J’étais allongé sur de la paille, je fis ce qu’il me disait.
– Bon, dit Mattia, rien de cassé.
– Mais que s’est-il passé ?
– Tu as sauté du train, comme je te l’avais recommandé ; mais la secousse t’a étourdi et tu es tombé dans le fossé ; alors ne te voyant pas venir, Bob a dégringolé le talus tandis que je tenais le cheval, et il t’a rapporté dans ses bras. Nous t’avons cru mort. Quelle peur ! quelle douleur ! mais te voilà sauvé.
– Et le policeman ?
– Il continue sa route avec le train, qui ne s’est pas arrêté.
Je savais l’essentiel, je regardai autour de moi et j’aperçus le chien jaune qui me regardait tendrement avec des yeux qui ressemblaient à ceux de Capi ; mais ce n’était pas Capi, puisque Capi était blanc.
– Et Capi ! dis-je, où est-il ?
Avant que Mattia m’eût répondu, le chien jaune avait sauté sur moi et il me léchait en pleurant.

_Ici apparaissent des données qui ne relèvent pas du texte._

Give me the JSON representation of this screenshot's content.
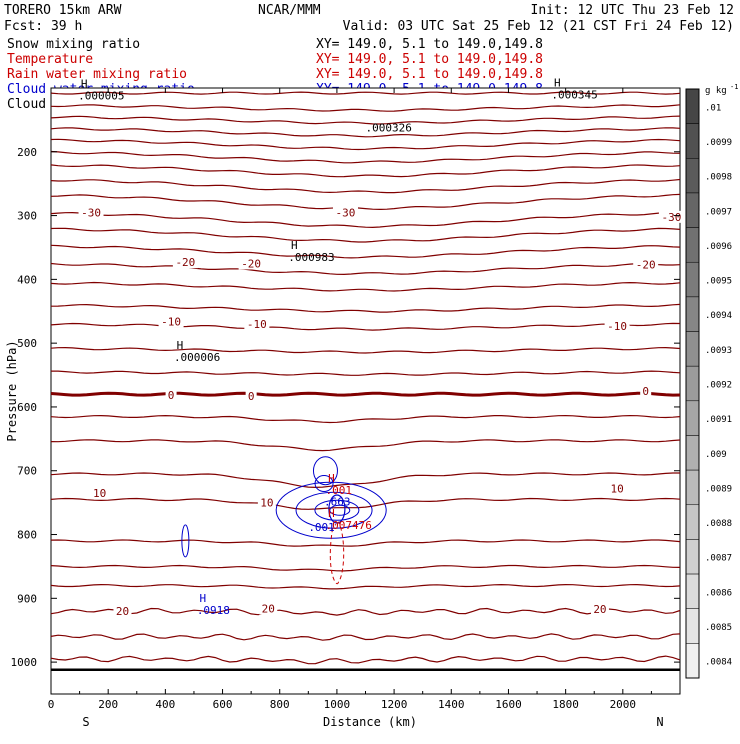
{
  "header": {
    "model": "TORERO  15km ARW",
    "center": "NCAR/MMM",
    "init": "Init: 12 UTC Thu 23 Feb 12",
    "fcst": "Fcst:   39 h",
    "valid": "Valid: 03 UTC Sat 25 Feb 12 (21 CST Fri 24 Feb 12)"
  },
  "fields": [
    {
      "label": "Snow mixing ratio",
      "xy": "XY= 149.0,  5.1 to 149.0,149.8",
      "color": "#000000"
    },
    {
      "label": "Temperature",
      "xy": "XY= 149.0,  5.1 to 149.0,149.8",
      "color": "#cc0000"
    },
    {
      "label": "Rain water mixing ratio",
      "xy": "XY= 149.0,  5.1 to 149.0,149.8",
      "color": "#cc0000"
    },
    {
      "label": "Cloud water mixing ratio",
      "xy": "XY= 149.0,  5.1 to 149.0,149.8",
      "color": "#0000cc"
    },
    {
      "label": "Cloud ice mixing ratio",
      "xy": "XY= 149.0,  5.1 to 149.0,149.8",
      "color": "#000000"
    }
  ],
  "colors": {
    "temperature": "#800000",
    "freezing": "#800000",
    "cloud_water": "#0000cc",
    "rain": "#cc0000",
    "axis": "#000000"
  },
  "chart_data": {
    "type": "contour",
    "xlabel": "Distance (km)",
    "ylabel": "Pressure (hPa)",
    "xlim": [
      0,
      2200
    ],
    "ylim": [
      1050,
      100
    ],
    "xticks": [
      0,
      200,
      400,
      600,
      800,
      1000,
      1200,
      1400,
      1600,
      1800,
      2000
    ],
    "yticks": [
      200,
      300,
      400,
      500,
      600,
      700,
      800,
      900,
      1000
    ],
    "x_end_labels": {
      "left": "S",
      "right": "N"
    },
    "surface_pressure": 1012,
    "temperature_isotherms": [
      {
        "base_p": 108
      },
      {
        "base_p": 127,
        "bump": 8
      },
      {
        "base_p": 145,
        "bump": 10
      },
      {
        "base_p": 163,
        "bump": 12
      },
      {
        "base_p": 181,
        "bump": 14
      },
      {
        "base_p": 200,
        "bump": 16
      },
      {
        "base_p": 220,
        "bump": 18
      },
      {
        "base_p": 243,
        "bump": 20
      },
      {
        "base_p": 267,
        "bump": 22
      },
      {
        "base_p": 295,
        "bump": 22,
        "label": "-30"
      },
      {
        "base_p": 320,
        "bump": 20
      },
      {
        "base_p": 347,
        "bump": 18
      },
      {
        "base_p": 375,
        "bump": 16,
        "label": "-20"
      },
      {
        "base_p": 405,
        "bump": 12
      },
      {
        "base_p": 440,
        "bump": 10
      },
      {
        "base_p": 470,
        "bump": 8,
        "label": "-10"
      },
      {
        "base_p": 508,
        "bump": 6
      },
      {
        "base_p": 545,
        "bump": 4
      },
      {
        "base_p": 580,
        "bump": 0,
        "label": "0",
        "freezing": true
      },
      {
        "base_p": 615,
        "dip": 8
      },
      {
        "base_p": 653,
        "dip": 14
      },
      {
        "base_p": 705,
        "dip": 20
      },
      {
        "base_p": 745,
        "dip": 15,
        "label": "10"
      },
      {
        "base_p": 810,
        "dip": 8
      },
      {
        "base_p": 850,
        "dip": 6
      },
      {
        "base_p": 880,
        "dip": 4
      },
      {
        "base_p": 920,
        "dip": 3,
        "label": "20"
      },
      {
        "base_p": 960,
        "dip": 2
      },
      {
        "base_p": 995,
        "dip": 4
      }
    ],
    "temperature_labels": [
      {
        "x": 140,
        "p": 295,
        "text": "-30"
      },
      {
        "x": 1030,
        "p": 295,
        "text": "-30"
      },
      {
        "x": 2170,
        "p": 302,
        "text": "-30"
      },
      {
        "x": 470,
        "p": 373,
        "text": "-20"
      },
      {
        "x": 700,
        "p": 375,
        "text": "-20"
      },
      {
        "x": 2080,
        "p": 377,
        "text": "-20"
      },
      {
        "x": 420,
        "p": 466,
        "text": "-10"
      },
      {
        "x": 720,
        "p": 470,
        "text": "-10"
      },
      {
        "x": 1980,
        "p": 473,
        "text": "-10"
      },
      {
        "x": 420,
        "p": 581,
        "text": "0"
      },
      {
        "x": 700,
        "p": 583,
        "text": "0"
      },
      {
        "x": 2080,
        "p": 575,
        "text": "0"
      },
      {
        "x": 170,
        "p": 735,
        "text": "10"
      },
      {
        "x": 755,
        "p": 750,
        "text": "10"
      },
      {
        "x": 1980,
        "p": 728,
        "text": "10"
      },
      {
        "x": 250,
        "p": 920,
        "text": "20"
      },
      {
        "x": 760,
        "p": 916,
        "text": "20"
      },
      {
        "x": 1920,
        "p": 917,
        "text": "20"
      }
    ],
    "extrema": [
      {
        "x": 95,
        "p": 112,
        "mark": "H",
        "value": ".000005",
        "color": "#000000"
      },
      {
        "x": 1750,
        "p": 110,
        "mark": "H",
        "value": ".000345",
        "color": "#000000"
      },
      {
        "x": 1100,
        "p": 162,
        "mark": "",
        "value": ".000326",
        "color": "#000000"
      },
      {
        "x": 830,
        "p": 365,
        "mark": "H",
        "value": ".000983",
        "color": "#000000"
      },
      {
        "x": 430,
        "p": 522,
        "mark": "H",
        "value": ".000006",
        "color": "#000000"
      },
      {
        "x": 960,
        "p": 730,
        "mark": "H",
        "value": ".001",
        "color": "#cc0000"
      },
      {
        "x": 960,
        "p": 785,
        "mark": "H",
        "value": ".007476",
        "color": "#cc0000"
      },
      {
        "x": 510,
        "p": 918,
        "mark": "H",
        "value": ".0918",
        "color": "#0000cc"
      },
      {
        "x": 900,
        "p": 788,
        "mark": "",
        "value": ".001",
        "color": "#0000cc"
      },
      {
        "x": 955,
        "p": 748,
        "mark": "",
        "value": ".663",
        "color": "#0000cc"
      }
    ],
    "colorbar": {
      "unit": "g kg",
      "unit_exponent": "-1",
      "labels": [
        ".01",
        ".0099",
        ".0098",
        ".0097",
        ".0096",
        ".0095",
        ".0094",
        ".0093",
        ".0092",
        ".0091",
        ".009",
        ".0089",
        ".0088",
        ".0087",
        ".0086",
        ".0085",
        ".0084"
      ]
    }
  }
}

– Mais le voilà, dit Mattia, nous l’avons fait teindre.
Je rendis au bon Capi ses caresses, et je l’embrassai.
– Pourquoi l’as-tu teint ? dis-je.
– C’est une histoire, je vais te la conter.
Mais Bob ne permit pas ce récit.
– Conduis le cheval, dit-il à Mattia, et tiens-le bien ; pendant ce temps-là je vais arranger la voiture pour qu’on ne la reconnaisse pas aux barrières.
Cette voiture était une carriole recouverte d’une bâche en toile posée sur des cerceaux ; il allongea les cercles dans la voiture et ayant plié la bâche en quatre, il me dit de m’en couvrir ; puis, il renvoya Mattia en lui recommandant de se cacher sous la toile ; par ce moyen la voiture changeait entièrement d’aspect, elle n’avait plus de bâche et elle ne contenait qu’une personne au lieu de trois : si on courait après nous, le signalement, que les gens qui voyaient passer cette carriole donneraient, dérouterait les recherches.
– Où allons-nous ? demandai-je à Mattia lorsqu’il se fut allongé à côté de moi.
– À Littlehampton : c’est une petit port sur la mer, où Bob a un frère qui commande un bateau faisant les voyages de France pour aller chercher du beurre et des œufs en Normandie, à Isigny ; si nous nous sauvons, – et nous nous sauverons, – ce sera à Bob que nous le devrons : il a tout fait ; qu’est-ce que j’aurais pu faire pour toi, moi, pauvre misérable ! C’est Bob qui a eu l’idée de te faire sauter du train, de te souffler mon billet, et c’est lui qui a décidé ses camarades à nous prêter ce cheval ; enfin c’est lui qui va nous procurer un bateau pour passer en France, car tu dois bien croire que si tu voulais t’embarquer sur un vapeur, tu serais arrêté : tu vois qu’il fait bon avoir des amis.
– Et Capi, qui a eu l’idée de l’emmener ?
– Moi, mais c’est Bob qui a eu l’idée de le teindre en jaune pour qu’on ne le reconnaisse pas, quand nous l’avons volé à l’agent Jerry, l’intelligent Jerry comme disait le juge, qui cette fois n’a pas été trop intelligent car il s’est laissé souffler Capi sans s’en apercevoir ; il est vrai que Capi m’ayant senti, a presque tout fait, et puis Bob connaît tous les tours des voleurs de chiens.
– Et ton pied ?
– Guéri, ou à peu près, je n’ai pas eu le temps d’y penser.
Les routes d’Angleterre ne sont pas libres comme celles de France ; de place en place se trouvent des barrières où l’on doit payer une certaine somme pour passer ; quand nous arrivions à l’une de ces barrières, Bob nous disait de nous taire et de ne pas bouger, et les gardiens ne voyaient qu’une carriole conduite par un seul homme : Bob leur disait des plaisanteries et passait.
Avec son talent de clown pour se grimer, il s’était fait une tête de fermier, et ceux mêmes qui le connaissaient le mieux, lui aurait parlé sans savoir qui il était.